Seventeen student dancers and 15 student actors will combine their talents tonight in “The Fire Still Burns,” a production directed and devised by Ohio State dance professor John Giffin.

“The Fire Still Burns” is a historical production which tells the story of female immigrant workers in the early 1900s. The story is set in Manhattan’s Lower East Side, and centers around the 1909 Shirtwaist Workers Strike, which resulted in 30,000 workers taking to the picket lines, as well as the 1911 Triangle Factory fire, which claimed the lives of 146 female workers and made the public aware of the working conditions in early factories.

Giffin went to New York and put in more than two years worth of research in preparation for the show. During this time, he went through hundreds of sources – including immigrant autobiographies, newspapers, magazine articles, personal letters, memoirs, textbooks, photographs, interviews and other information sources – to ensure his production was faithful in trying to capture the lives portrayed as vividly, accurately and respectfully as possible.
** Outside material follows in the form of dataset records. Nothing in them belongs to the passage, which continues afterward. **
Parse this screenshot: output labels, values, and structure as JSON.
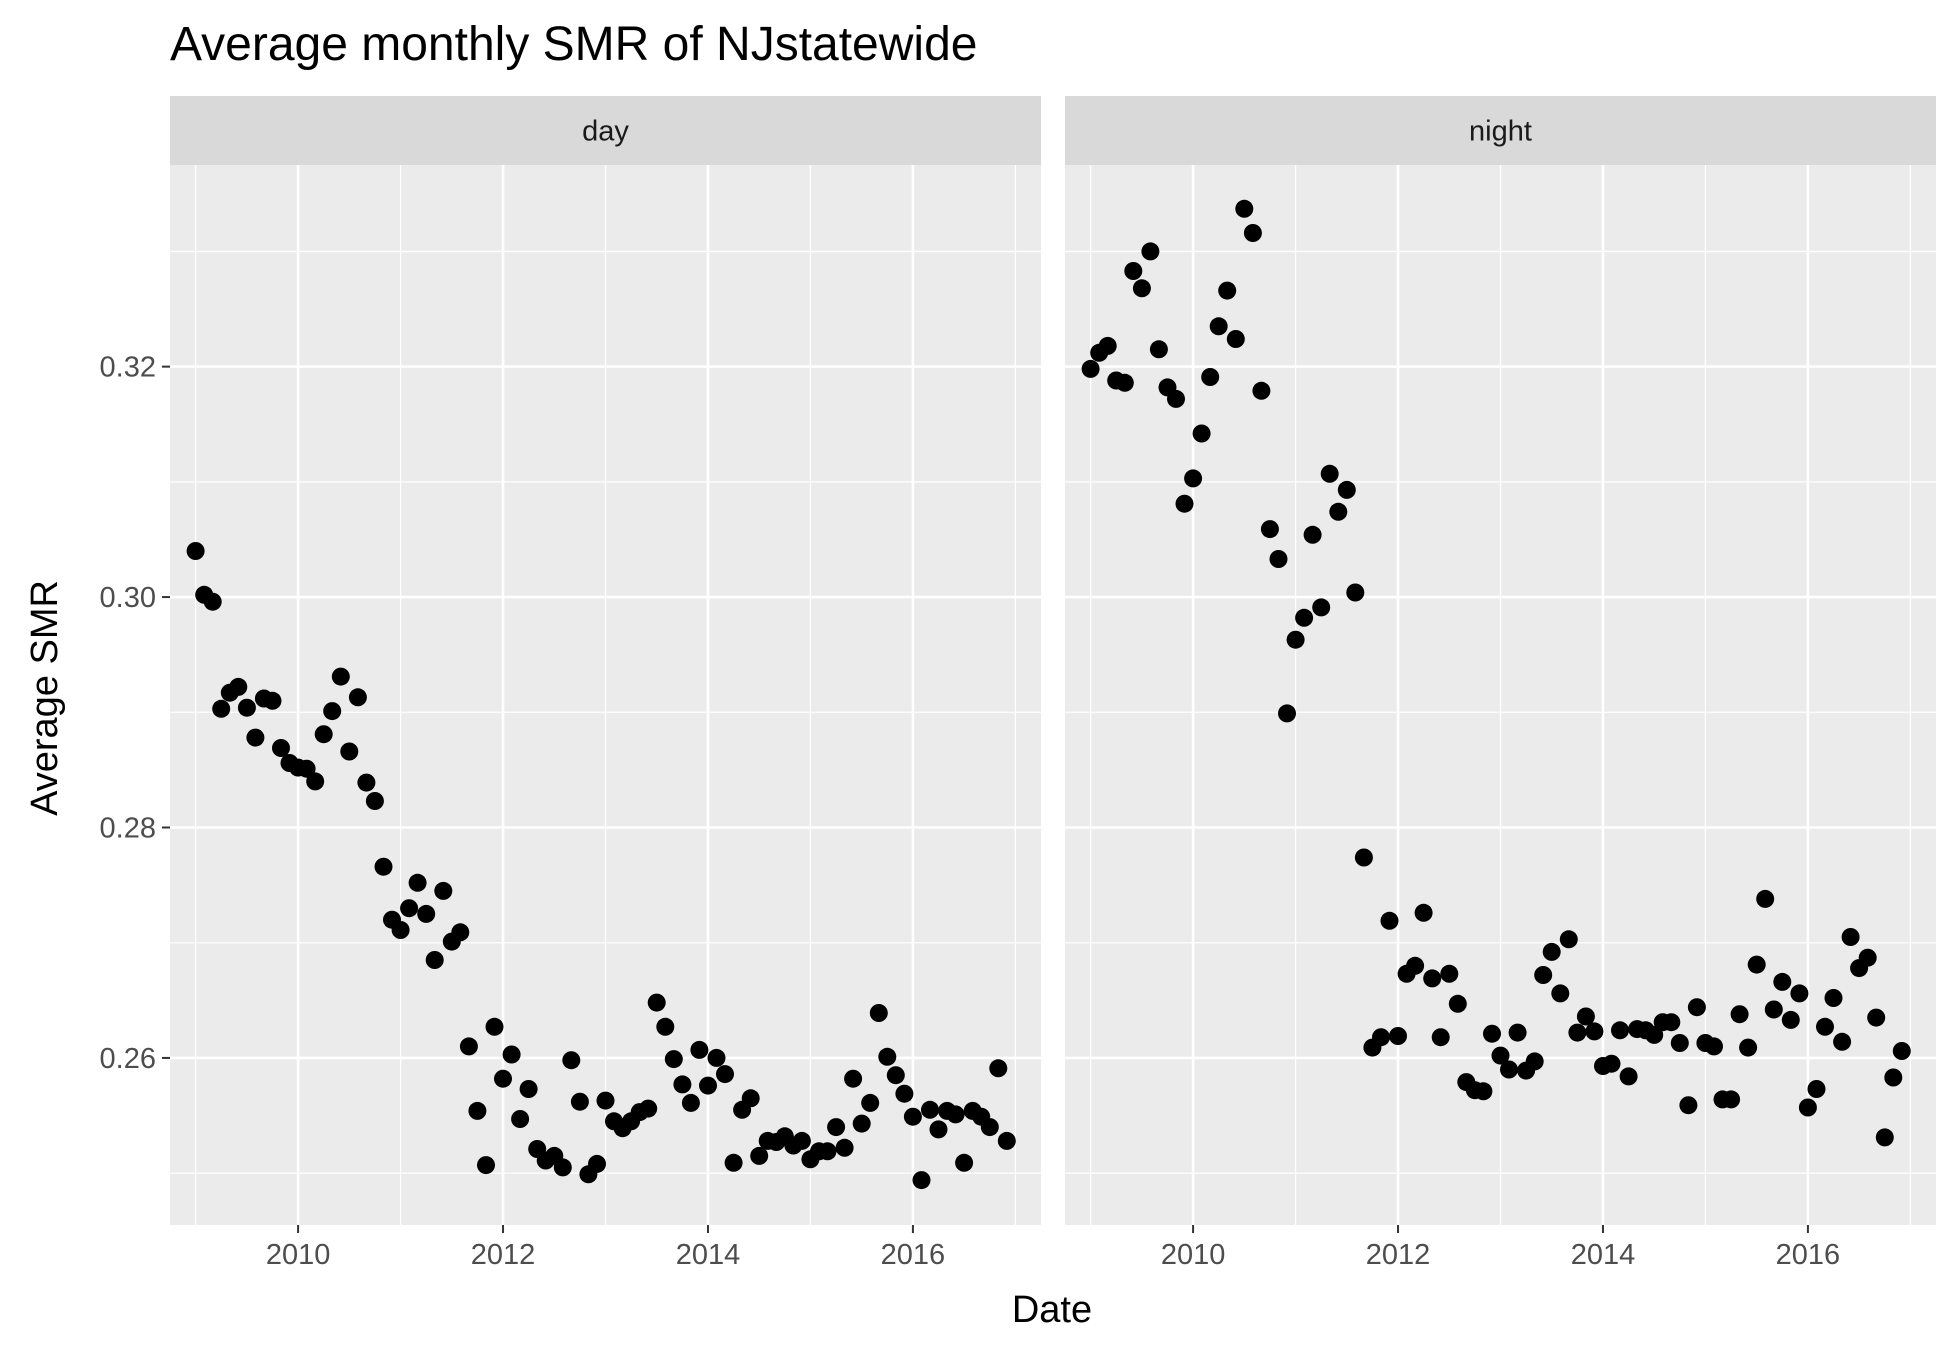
{
  "chart_data": {
    "type": "scatter",
    "title": "Average monthly SMR of NJstatewide",
    "xlabel": "Date",
    "ylabel": "Average SMR",
    "grid": true,
    "x_ticks": [
      "2010",
      "2012",
      "2014",
      "2016"
    ],
    "y_ticks": [
      "0.26",
      "0.28",
      "0.30",
      "0.32"
    ],
    "xlim": [
      "2008-10",
      "2017-04"
    ],
    "ylim": [
      0.2455,
      0.3375
    ],
    "panels": [
      {
        "name": "day",
        "points": [
          [
            "2009-01",
            0.304
          ],
          [
            "2009-02",
            0.3002
          ],
          [
            "2009-03",
            0.2996
          ],
          [
            "2009-04",
            0.2903
          ],
          [
            "2009-05",
            0.2917
          ],
          [
            "2009-06",
            0.2922
          ],
          [
            "2009-07",
            0.2904
          ],
          [
            "2009-08",
            0.2878
          ],
          [
            "2009-09",
            0.2912
          ],
          [
            "2009-10",
            0.291
          ],
          [
            "2009-11",
            0.2869
          ],
          [
            "2009-12",
            0.2856
          ],
          [
            "2010-01",
            0.2852
          ],
          [
            "2010-02",
            0.2851
          ],
          [
            "2010-03",
            0.284
          ],
          [
            "2010-04",
            0.2881
          ],
          [
            "2010-05",
            0.2901
          ],
          [
            "2010-06",
            0.2931
          ],
          [
            "2010-07",
            0.2866
          ],
          [
            "2010-08",
            0.2913
          ],
          [
            "2010-09",
            0.2839
          ],
          [
            "2010-10",
            0.2823
          ],
          [
            "2010-11",
            0.2766
          ],
          [
            "2010-12",
            0.272
          ],
          [
            "2011-01",
            0.2711
          ],
          [
            "2011-02",
            0.273
          ],
          [
            "2011-03",
            0.2752
          ],
          [
            "2011-04",
            0.2725
          ],
          [
            "2011-05",
            0.2685
          ],
          [
            "2011-06",
            0.2745
          ],
          [
            "2011-07",
            0.2701
          ],
          [
            "2011-08",
            0.2709
          ],
          [
            "2011-09",
            0.261
          ],
          [
            "2011-10",
            0.2554
          ],
          [
            "2011-11",
            0.2507
          ],
          [
            "2011-12",
            0.2627
          ],
          [
            "2012-01",
            0.2582
          ],
          [
            "2012-02",
            0.2603
          ],
          [
            "2012-03",
            0.2547
          ],
          [
            "2012-04",
            0.2573
          ],
          [
            "2012-05",
            0.2521
          ],
          [
            "2012-06",
            0.2511
          ],
          [
            "2012-07",
            0.2515
          ],
          [
            "2012-08",
            0.2505
          ],
          [
            "2012-09",
            0.2598
          ],
          [
            "2012-10",
            0.2562
          ],
          [
            "2012-11",
            0.2499
          ],
          [
            "2012-12",
            0.2508
          ],
          [
            "2013-01",
            0.2563
          ],
          [
            "2013-02",
            0.2545
          ],
          [
            "2013-03",
            0.2539
          ],
          [
            "2013-04",
            0.2545
          ],
          [
            "2013-05",
            0.2553
          ],
          [
            "2013-06",
            0.2556
          ],
          [
            "2013-07",
            0.2648
          ],
          [
            "2013-08",
            0.2627
          ],
          [
            "2013-09",
            0.2599
          ],
          [
            "2013-10",
            0.2577
          ],
          [
            "2013-11",
            0.2561
          ],
          [
            "2013-12",
            0.2607
          ],
          [
            "2014-01",
            0.2576
          ],
          [
            "2014-02",
            0.26
          ],
          [
            "2014-03",
            0.2586
          ],
          [
            "2014-04",
            0.2509
          ],
          [
            "2014-05",
            0.2555
          ],
          [
            "2014-06",
            0.2565
          ],
          [
            "2014-07",
            0.2515
          ],
          [
            "2014-08",
            0.2528
          ],
          [
            "2014-09",
            0.2527
          ],
          [
            "2014-10",
            0.2532
          ],
          [
            "2014-11",
            0.2524
          ],
          [
            "2014-12",
            0.2528
          ],
          [
            "2015-01",
            0.2512
          ],
          [
            "2015-02",
            0.2519
          ],
          [
            "2015-03",
            0.2519
          ],
          [
            "2015-04",
            0.254
          ],
          [
            "2015-05",
            0.2522
          ],
          [
            "2015-06",
            0.2582
          ],
          [
            "2015-07",
            0.2543
          ],
          [
            "2015-08",
            0.2561
          ],
          [
            "2015-09",
            0.2639
          ],
          [
            "2015-10",
            0.2601
          ],
          [
            "2015-11",
            0.2585
          ],
          [
            "2015-12",
            0.2569
          ],
          [
            "2016-01",
            0.2549
          ],
          [
            "2016-02",
            0.2494
          ],
          [
            "2016-03",
            0.2555
          ],
          [
            "2016-04",
            0.2538
          ],
          [
            "2016-05",
            0.2554
          ],
          [
            "2016-06",
            0.2551
          ],
          [
            "2016-07",
            0.2509
          ],
          [
            "2016-08",
            0.2554
          ],
          [
            "2016-09",
            0.2549
          ],
          [
            "2016-10",
            0.254
          ],
          [
            "2016-11",
            0.2591
          ],
          [
            "2016-12",
            0.2528
          ]
        ]
      },
      {
        "name": "night",
        "points": [
          [
            "2009-01",
            0.3198
          ],
          [
            "2009-02",
            0.3212
          ],
          [
            "2009-03",
            0.3218
          ],
          [
            "2009-04",
            0.3188
          ],
          [
            "2009-05",
            0.3186
          ],
          [
            "2009-06",
            0.3283
          ],
          [
            "2009-07",
            0.3268
          ],
          [
            "2009-08",
            0.33
          ],
          [
            "2009-09",
            0.3215
          ],
          [
            "2009-10",
            0.3182
          ],
          [
            "2009-11",
            0.3172
          ],
          [
            "2009-12",
            0.3081
          ],
          [
            "2010-01",
            0.3103
          ],
          [
            "2010-02",
            0.3142
          ],
          [
            "2010-03",
            0.3191
          ],
          [
            "2010-04",
            0.3235
          ],
          [
            "2010-05",
            0.3266
          ],
          [
            "2010-06",
            0.3224
          ],
          [
            "2010-07",
            0.3337
          ],
          [
            "2010-08",
            0.3316
          ],
          [
            "2010-09",
            0.3179
          ],
          [
            "2010-10",
            0.3059
          ],
          [
            "2010-11",
            0.3033
          ],
          [
            "2010-12",
            0.2899
          ],
          [
            "2011-01",
            0.2963
          ],
          [
            "2011-02",
            0.2982
          ],
          [
            "2011-03",
            0.3054
          ],
          [
            "2011-04",
            0.2991
          ],
          [
            "2011-05",
            0.3107
          ],
          [
            "2011-06",
            0.3074
          ],
          [
            "2011-07",
            0.3093
          ],
          [
            "2011-08",
            0.3004
          ],
          [
            "2011-09",
            0.2774
          ],
          [
            "2011-10",
            0.2609
          ],
          [
            "2011-11",
            0.2618
          ],
          [
            "2011-12",
            0.2719
          ],
          [
            "2012-01",
            0.2619
          ],
          [
            "2012-02",
            0.2673
          ],
          [
            "2012-03",
            0.268
          ],
          [
            "2012-04",
            0.2726
          ],
          [
            "2012-05",
            0.2669
          ],
          [
            "2012-06",
            0.2618
          ],
          [
            "2012-07",
            0.2673
          ],
          [
            "2012-08",
            0.2647
          ],
          [
            "2012-09",
            0.2579
          ],
          [
            "2012-10",
            0.2572
          ],
          [
            "2012-11",
            0.2571
          ],
          [
            "2012-12",
            0.2621
          ],
          [
            "2013-01",
            0.2602
          ],
          [
            "2013-02",
            0.259
          ],
          [
            "2013-03",
            0.2622
          ],
          [
            "2013-04",
            0.2589
          ],
          [
            "2013-05",
            0.2597
          ],
          [
            "2013-06",
            0.2672
          ],
          [
            "2013-07",
            0.2692
          ],
          [
            "2013-08",
            0.2656
          ],
          [
            "2013-09",
            0.2703
          ],
          [
            "2013-10",
            0.2622
          ],
          [
            "2013-11",
            0.2636
          ],
          [
            "2013-12",
            0.2623
          ],
          [
            "2014-01",
            0.2593
          ],
          [
            "2014-02",
            0.2595
          ],
          [
            "2014-03",
            0.2624
          ],
          [
            "2014-04",
            0.2584
          ],
          [
            "2014-05",
            0.2625
          ],
          [
            "2014-06",
            0.2624
          ],
          [
            "2014-07",
            0.262
          ],
          [
            "2014-08",
            0.2631
          ],
          [
            "2014-09",
            0.2631
          ],
          [
            "2014-10",
            0.2613
          ],
          [
            "2014-11",
            0.2559
          ],
          [
            "2014-12",
            0.2644
          ],
          [
            "2015-01",
            0.2613
          ],
          [
            "2015-02",
            0.261
          ],
          [
            "2015-03",
            0.2564
          ],
          [
            "2015-04",
            0.2564
          ],
          [
            "2015-05",
            0.2638
          ],
          [
            "2015-06",
            0.2609
          ],
          [
            "2015-07",
            0.2681
          ],
          [
            "2015-08",
            0.2738
          ],
          [
            "2015-09",
            0.2642
          ],
          [
            "2015-10",
            0.2666
          ],
          [
            "2015-11",
            0.2633
          ],
          [
            "2015-12",
            0.2656
          ],
          [
            "2016-01",
            0.2557
          ],
          [
            "2016-02",
            0.2573
          ],
          [
            "2016-03",
            0.2627
          ],
          [
            "2016-04",
            0.2652
          ],
          [
            "2016-05",
            0.2614
          ],
          [
            "2016-06",
            0.2705
          ],
          [
            "2016-07",
            0.2678
          ],
          [
            "2016-08",
            0.2687
          ],
          [
            "2016-09",
            0.2635
          ],
          [
            "2016-10",
            0.2531
          ],
          [
            "2016-11",
            0.2583
          ],
          [
            "2016-12",
            0.2606
          ]
        ]
      }
    ]
  }
}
“‘The Fire Still Burns’ is what I would call a dance-theatre piece,” Giffin said. “In other words, it has text that was taken from autobiographies, biographies, oral histories, dramas and many other sources. There was a lot of text taken from various labor and union leaders of the time.
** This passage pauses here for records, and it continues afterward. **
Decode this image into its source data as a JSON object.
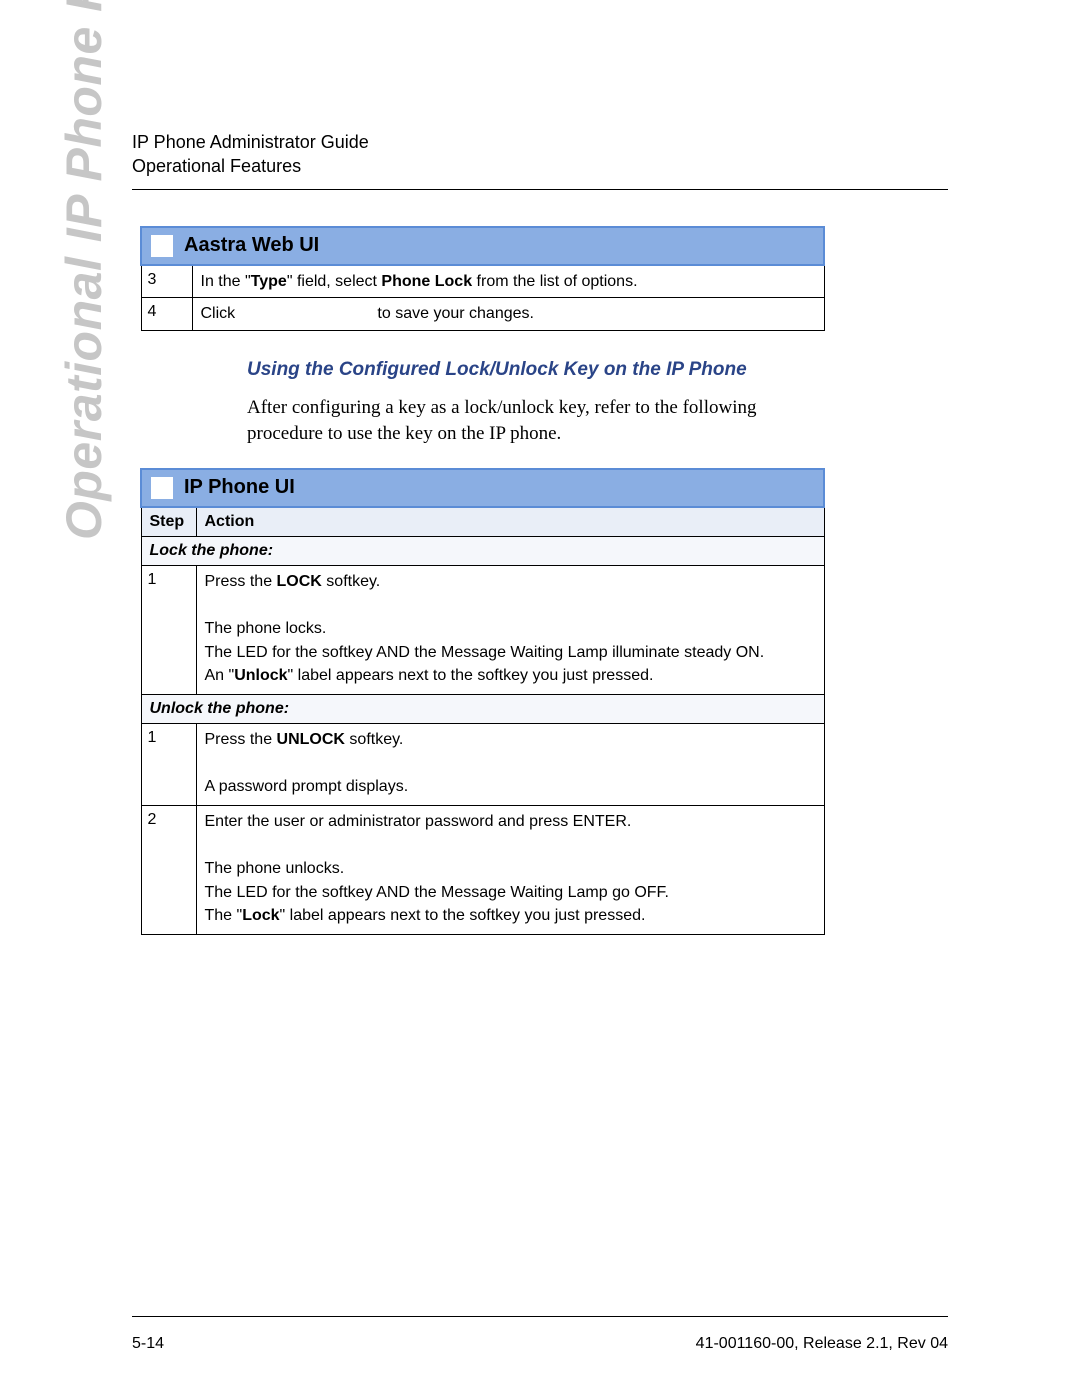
{
  "header": {
    "line1": "IP Phone Administrator Guide",
    "line2": "Operational Features"
  },
  "side_label": "Operational IP Phone Features",
  "colors": {
    "title_bg": "#8aaee3",
    "title_border": "#5b8cd6",
    "hdr_bg": "#e9eef7",
    "section_bg": "#f5f7fb",
    "heading_color": "#2a4487",
    "side_label_color": "#c6c6c6"
  },
  "table1": {
    "title": "Aastra Web UI",
    "rows": [
      {
        "step": "3",
        "action_html": "In the \"<b>Type</b>\" field, select <b>Phone Lock</b> from the list of options."
      },
      {
        "step": "4",
        "action_html": "Click&nbsp;&nbsp;&nbsp;&nbsp;&nbsp;&nbsp;&nbsp;&nbsp;&nbsp;&nbsp;&nbsp;&nbsp;&nbsp;&nbsp;&nbsp;&nbsp;&nbsp;&nbsp;&nbsp;&nbsp;&nbsp;&nbsp;&nbsp;&nbsp;&nbsp;&nbsp;&nbsp;&nbsp;&nbsp;&nbsp;&nbsp;&nbsp;to save your changes."
      }
    ]
  },
  "body": {
    "heading": "Using the Configured Lock/Unlock Key on the IP Phone",
    "para": "After configuring a key as a lock/unlock key, refer to the following procedure to use the key on the IP phone."
  },
  "table2": {
    "title": "IP Phone UI",
    "headers": {
      "step": "Step",
      "action": "Action"
    },
    "sections": [
      {
        "label": "Lock the phone:",
        "rows": [
          {
            "step": "1",
            "action_html": "<p>Press the <b>LOCK</b> softkey.</p><p>&nbsp;</p><p>The phone locks.</p><p>The LED for the softkey AND the Message Waiting Lamp illuminate steady ON.</p><p>An \"<b>Unlock</b>\" label appears next to the softkey you just pressed.</p>"
          }
        ]
      },
      {
        "label": "Unlock the phone:",
        "rows": [
          {
            "step": "1",
            "action_html": "<p>Press the <b>UNLOCK</b> softkey.</p><p>&nbsp;</p><p>A password prompt displays.</p>"
          },
          {
            "step": "2",
            "action_html": "<p>Enter the user or administrator password and press ENTER.</p><p>&nbsp;</p><p>The phone unlocks.</p><p>The LED for the softkey AND the Message Waiting Lamp go OFF.</p><p>The \"<b>Lock</b>\" label appears next to the softkey you just pressed.</p>"
          }
        ]
      }
    ]
  },
  "footer": {
    "left": "5-14",
    "right": "41-001160-00, Release 2.1, Rev 04"
  }
}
Giffin’s interest in the subject began with his love of ragtime music. In time one interest turned into another, and he began to explore the history and socio-cultural awareness of the early 1900s. “That time before the first World War is kind of like what we’re going through now; they were contested times,” Giffin said. “You had progressive voices for unionization and better pay and working conditions, especially for immigrants, against the capitalist voices that didn’t want to unionize. It was a very interesting time, and still has importance today.”

While studying documents and slowly building up the story behind what would become “The Fire Still Burns,” Giffin came upon the stories of two women – Pauline Newman and Rose Schneiderman – who would become the central characters of the production, who were largely responsible for starting the whole unionization process for other immigrant women.
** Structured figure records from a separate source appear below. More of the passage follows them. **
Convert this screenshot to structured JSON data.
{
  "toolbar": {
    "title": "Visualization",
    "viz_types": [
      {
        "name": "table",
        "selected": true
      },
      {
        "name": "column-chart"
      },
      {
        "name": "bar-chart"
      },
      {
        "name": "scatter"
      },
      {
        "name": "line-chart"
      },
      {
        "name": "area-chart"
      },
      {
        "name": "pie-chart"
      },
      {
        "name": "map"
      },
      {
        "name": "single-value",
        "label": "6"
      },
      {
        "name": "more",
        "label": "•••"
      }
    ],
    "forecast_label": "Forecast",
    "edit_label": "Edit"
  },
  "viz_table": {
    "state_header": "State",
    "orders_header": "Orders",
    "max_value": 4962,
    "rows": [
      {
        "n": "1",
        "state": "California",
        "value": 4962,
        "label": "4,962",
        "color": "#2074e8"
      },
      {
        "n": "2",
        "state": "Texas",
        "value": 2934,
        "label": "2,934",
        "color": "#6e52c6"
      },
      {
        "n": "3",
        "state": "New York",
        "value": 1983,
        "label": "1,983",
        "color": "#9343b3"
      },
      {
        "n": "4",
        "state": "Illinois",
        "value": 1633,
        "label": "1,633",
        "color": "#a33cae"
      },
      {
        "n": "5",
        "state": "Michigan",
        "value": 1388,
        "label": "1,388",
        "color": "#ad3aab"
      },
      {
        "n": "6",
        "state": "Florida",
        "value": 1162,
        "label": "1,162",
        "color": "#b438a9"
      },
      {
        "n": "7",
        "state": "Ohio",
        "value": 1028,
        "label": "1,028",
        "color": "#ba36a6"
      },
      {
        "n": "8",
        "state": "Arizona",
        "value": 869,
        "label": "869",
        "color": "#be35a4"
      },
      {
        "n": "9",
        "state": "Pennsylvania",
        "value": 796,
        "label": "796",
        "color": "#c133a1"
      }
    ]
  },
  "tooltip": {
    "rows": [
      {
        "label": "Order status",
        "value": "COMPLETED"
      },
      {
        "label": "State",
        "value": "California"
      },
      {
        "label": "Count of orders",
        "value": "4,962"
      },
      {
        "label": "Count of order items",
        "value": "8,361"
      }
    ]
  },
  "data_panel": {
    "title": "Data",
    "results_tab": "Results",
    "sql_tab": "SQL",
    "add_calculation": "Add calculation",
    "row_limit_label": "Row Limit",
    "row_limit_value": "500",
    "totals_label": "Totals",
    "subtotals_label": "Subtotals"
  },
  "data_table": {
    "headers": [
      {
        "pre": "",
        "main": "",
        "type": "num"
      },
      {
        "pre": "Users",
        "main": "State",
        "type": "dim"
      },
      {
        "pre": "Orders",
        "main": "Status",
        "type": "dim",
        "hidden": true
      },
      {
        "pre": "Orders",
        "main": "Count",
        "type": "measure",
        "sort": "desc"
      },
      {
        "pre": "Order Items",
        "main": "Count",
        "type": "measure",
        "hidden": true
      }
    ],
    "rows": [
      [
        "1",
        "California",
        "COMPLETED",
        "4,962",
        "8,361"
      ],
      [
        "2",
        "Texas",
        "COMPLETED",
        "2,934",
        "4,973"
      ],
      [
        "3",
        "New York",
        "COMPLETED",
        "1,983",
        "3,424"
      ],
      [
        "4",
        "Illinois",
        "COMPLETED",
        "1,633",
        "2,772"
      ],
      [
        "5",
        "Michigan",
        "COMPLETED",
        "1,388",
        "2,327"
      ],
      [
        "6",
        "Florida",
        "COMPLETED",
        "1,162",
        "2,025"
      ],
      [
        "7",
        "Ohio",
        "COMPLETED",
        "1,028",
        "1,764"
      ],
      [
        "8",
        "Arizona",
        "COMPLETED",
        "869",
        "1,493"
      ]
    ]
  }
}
Leah Reddy, who plays Newman, identified with her character on a personal level. “I definitely see Pauline Newman as a real inspiration and a hero to me just because of what she did for women’s rights, not only in labor, but what she did for equality for women,” Damschroeder said.

“The Fire Still Burns” opens at 7:30 p.m. tonight in Thurber Theatre at the Drake Performance and Event Center. It continues May 22-23 and May 27-31, and also at 2 p.m. on May 31. Tickets are $13 for general admission; $10 for OSU faculty, staff, Alumni Association members and seniors; and $7 for students.